Les azurs posés sur la boisson, sont rapidement détournés sur l’Homme à l’évocation de la question. Je vois où il veut en venir. Doucement, mais sûrement, il tentera de faire tomber le voile, faire tomber la muraille qui nous protège, faire tomber le masque, et trouver où la véritable Yulhia, ou l’Avocate.

- Avant que vous ne grogniez de mécontentement, je commence et voici ma question : avez-vous déjà tué ?

Effectivement, le temps manque pour grogner, que je sers déjà les deux verres face à nous.
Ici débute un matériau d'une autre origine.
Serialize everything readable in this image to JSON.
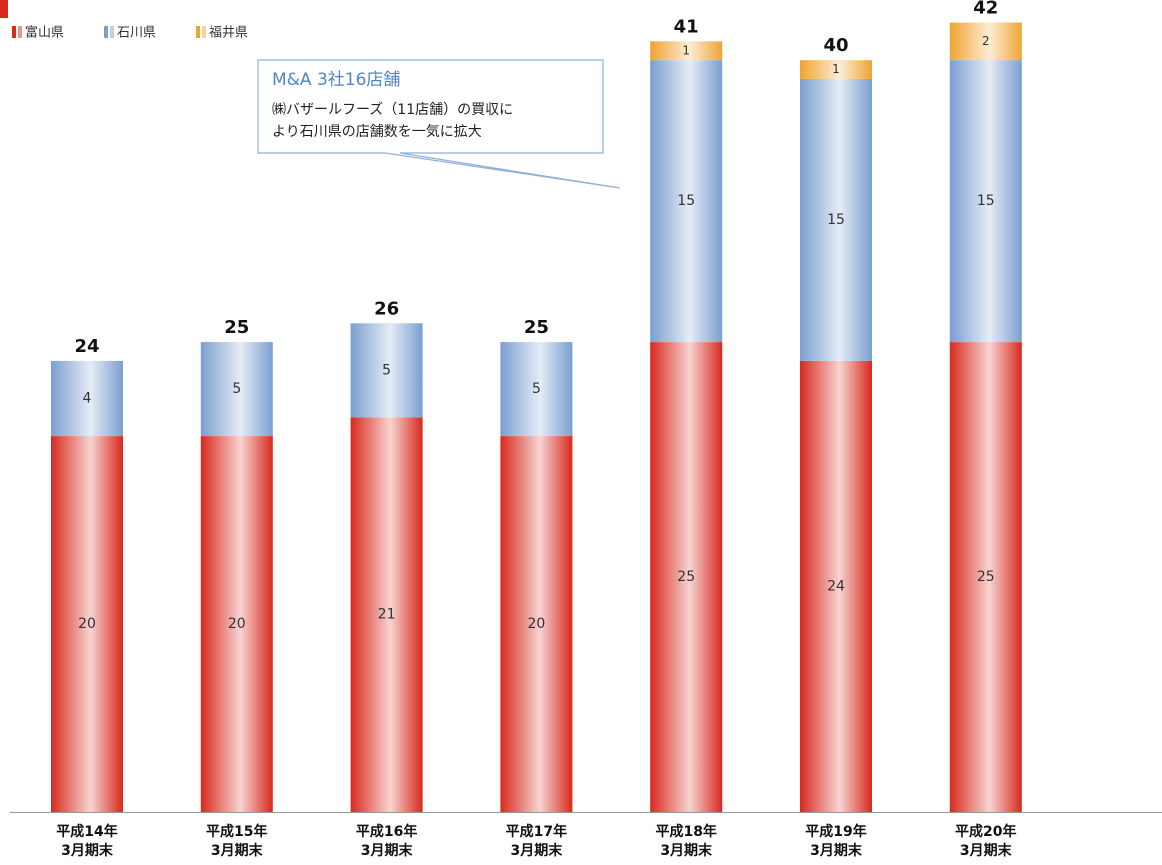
{
  "chart_data": {
    "type": "stacked_bar",
    "categories": [
      [
        "平成14年",
        "3月期末"
      ],
      [
        "平成15年",
        "3月期末"
      ],
      [
        "平成16年",
        "3月期末"
      ],
      [
        "平成17年",
        "3月期末"
      ],
      [
        "平成18年",
        "3月期末"
      ],
      [
        "平成19年",
        "3月期末"
      ],
      [
        "平成20年",
        "3月期末"
      ]
    ],
    "series": [
      {
        "name": "富山県",
        "color": "#d8291d",
        "values": [
          20,
          20,
          21,
          20,
          25,
          24,
          25
        ]
      },
      {
        "name": "石川県",
        "color": "#7b9ed0",
        "values": [
          4,
          5,
          5,
          5,
          15,
          15,
          15
        ]
      },
      {
        "name": "福井県",
        "color": "#f0a431",
        "values": [
          null,
          null,
          null,
          null,
          1,
          1,
          2
        ]
      }
    ],
    "totals": [
      24,
      25,
      26,
      25,
      41,
      40,
      42
    ],
    "ylim": [
      0,
      43.2
    ],
    "annotation": {
      "title": "M&A 3社16店舗",
      "lines": [
        "㈱バザールフーズ（11店舗）の買収に",
        "より石川県の店舗数を一気に拡大"
      ]
    }
  }
}
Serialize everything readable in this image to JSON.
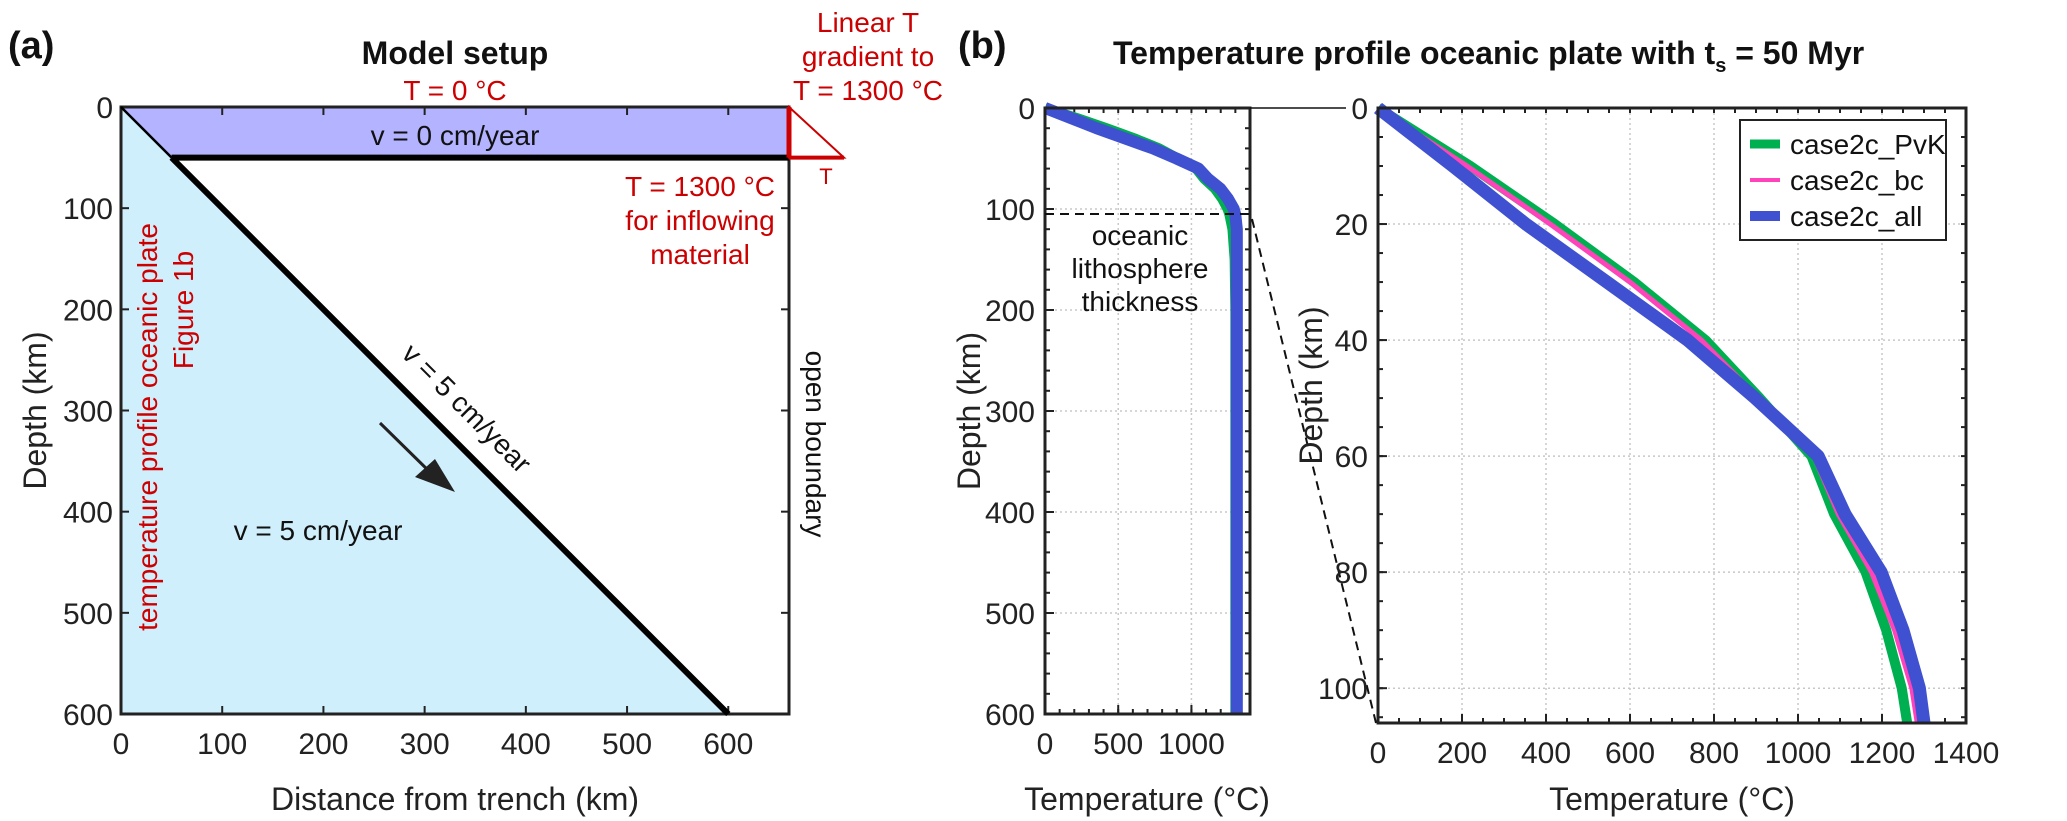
{
  "chart_data": [
    {
      "type": "diagram",
      "panel_label": "(a)",
      "title": "Model setup",
      "xlabel": "Distance from trench (km)",
      "ylabel": "Depth (km)",
      "xlim": [
        0,
        660
      ],
      "ylim": [
        0,
        600
      ],
      "xticks": [
        0,
        100,
        200,
        300,
        400,
        500,
        600
      ],
      "yticks": [
        0,
        100,
        200,
        300,
        400,
        500,
        600
      ],
      "overriding_plate_depth": 50,
      "slab_line": [
        [
          0,
          0
        ],
        [
          50,
          50
        ],
        [
          600,
          600
        ]
      ],
      "colors": {
        "overriding": "#b3b3ff",
        "wedge": "#d0effc",
        "annotation": "#cc0000"
      },
      "annotations": {
        "top_bc": "T = 0 °C",
        "overriding_velocity": "v = 0 cm/year",
        "right_bc_line1": "Linear T",
        "right_bc_line2": "gradient to",
        "right_bc_line3": "T = 1300 °C",
        "gradient_axis": "T",
        "inflow_line1": "T = 1300 °C",
        "inflow_line2": "for inflowing",
        "inflow_line3": "material",
        "slab_velocity": "v = 5 cm/year",
        "wedge_velocity": "v = 5 cm/year",
        "left_bc_line1": "temperature profile oceanic plate",
        "left_bc_line2": "Figure 1b",
        "right_boundary": "open boundary"
      }
    },
    {
      "type": "line",
      "panel_label": "(b)",
      "title_prefix": "Temperature profile oceanic plate with t",
      "title_sub": "s",
      "title_suffix": " = 50 Myr",
      "xlabel": "Temperature (°C)",
      "ylabel": "Depth (km)",
      "xlim": [
        0,
        1400
      ],
      "ylim": [
        0,
        600
      ],
      "xticks": [
        0,
        500,
        1000
      ],
      "yticks": [
        0,
        100,
        200,
        300,
        400,
        500,
        600
      ],
      "annotation_line1": "oceanic",
      "annotation_line2": "lithosphere",
      "annotation_line3": "thickness",
      "lithosphere_thickness": 105,
      "grid": true
    },
    {
      "type": "line",
      "xlabel": "Temperature (°C)",
      "ylabel": "Depth (km)",
      "xlim": [
        0,
        1400
      ],
      "ylim": [
        0,
        106
      ],
      "xticks": [
        0,
        200,
        400,
        600,
        800,
        1000,
        1200,
        1400
      ],
      "yticks": [
        0,
        20,
        40,
        60,
        80,
        100
      ],
      "grid": true,
      "legend_position": "top-right",
      "series": [
        {
          "name": "case2c_PvK",
          "color": "#00b050",
          "depth": [
            0,
            10,
            20,
            30,
            40,
            50,
            60,
            70,
            80,
            90,
            100,
            106,
            120,
            150,
            200,
            600
          ],
          "temperature": [
            0,
            220,
            421,
            610,
            780,
            909,
            1032,
            1086,
            1161,
            1210,
            1247,
            1260,
            1280,
            1295,
            1300,
            1300
          ]
        },
        {
          "name": "case2c_bc",
          "color": "#ff44bb",
          "depth": [
            0,
            10,
            20,
            30,
            40,
            50,
            60,
            70,
            80,
            90,
            100,
            106,
            120,
            150,
            200,
            600
          ],
          "temperature": [
            0,
            212,
            410,
            600,
            770,
            905,
            1038,
            1096,
            1175,
            1230,
            1271,
            1284,
            1295,
            1300,
            1300,
            1300
          ]
        },
        {
          "name": "case2c_all",
          "color": "#3f51d0",
          "depth": [
            0,
            10,
            20,
            30,
            40,
            50,
            60,
            70,
            80,
            90,
            100,
            106,
            120,
            150,
            200,
            600
          ],
          "temperature": [
            0,
            178,
            352,
            545,
            737,
            898,
            1048,
            1112,
            1198,
            1250,
            1289,
            1300,
            1310,
            1310,
            1310,
            1310
          ]
        }
      ]
    }
  ]
}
Non pas que je vais éviter cette première question, non. Simplement en prévention.

- À votre question, je réponds par la positive, Pi.
- Et pas qu’une fois !

Les prunelles ne quittent pas le regard du partenaire de jeu, le visage dénué de toute émotion. Question simple. Réponse par oui, ou par non. L’esquive n’était pas nécessaire, et les précisions n’ont pas été demandées. Alors soudainement, l’esprit s’éveille davantage, oubliant les questions gnangnan et inutiles. Les règles sont assimilées, et la curiosité sur certains point éveillée. Curiosité ou simple satisfaction à enfin obtenir une réponse.

- Qu’est-ce qu’on s’en moque de sa petite vie de vieux, à lui.
- Vous m’emmerdez, Piastre, vous savez ô combien je ne suis pas douée pour la formulation des questions…
- Il m’emmerde moi bien plus encore, tss. Qu’il boive, et qu’on le fasse taire !
- Vous m’aviez dit que votre ancienne taverne avait brûlée. Etait-ce accidentel ?

Mise en bouche, mon canard. Rappelons que je sais parfaitement jouer l’ignorante lorsque bon me semble, que je suis dans les faux semblants depuis toujours, et pour toujours. Alors il se rendra bien vite compte que l’excuse du « je suis nulle pour poser les questions », ne tient pas vraiment. Paraît-il que nous avons le don de faire sortir le Pire de chacun.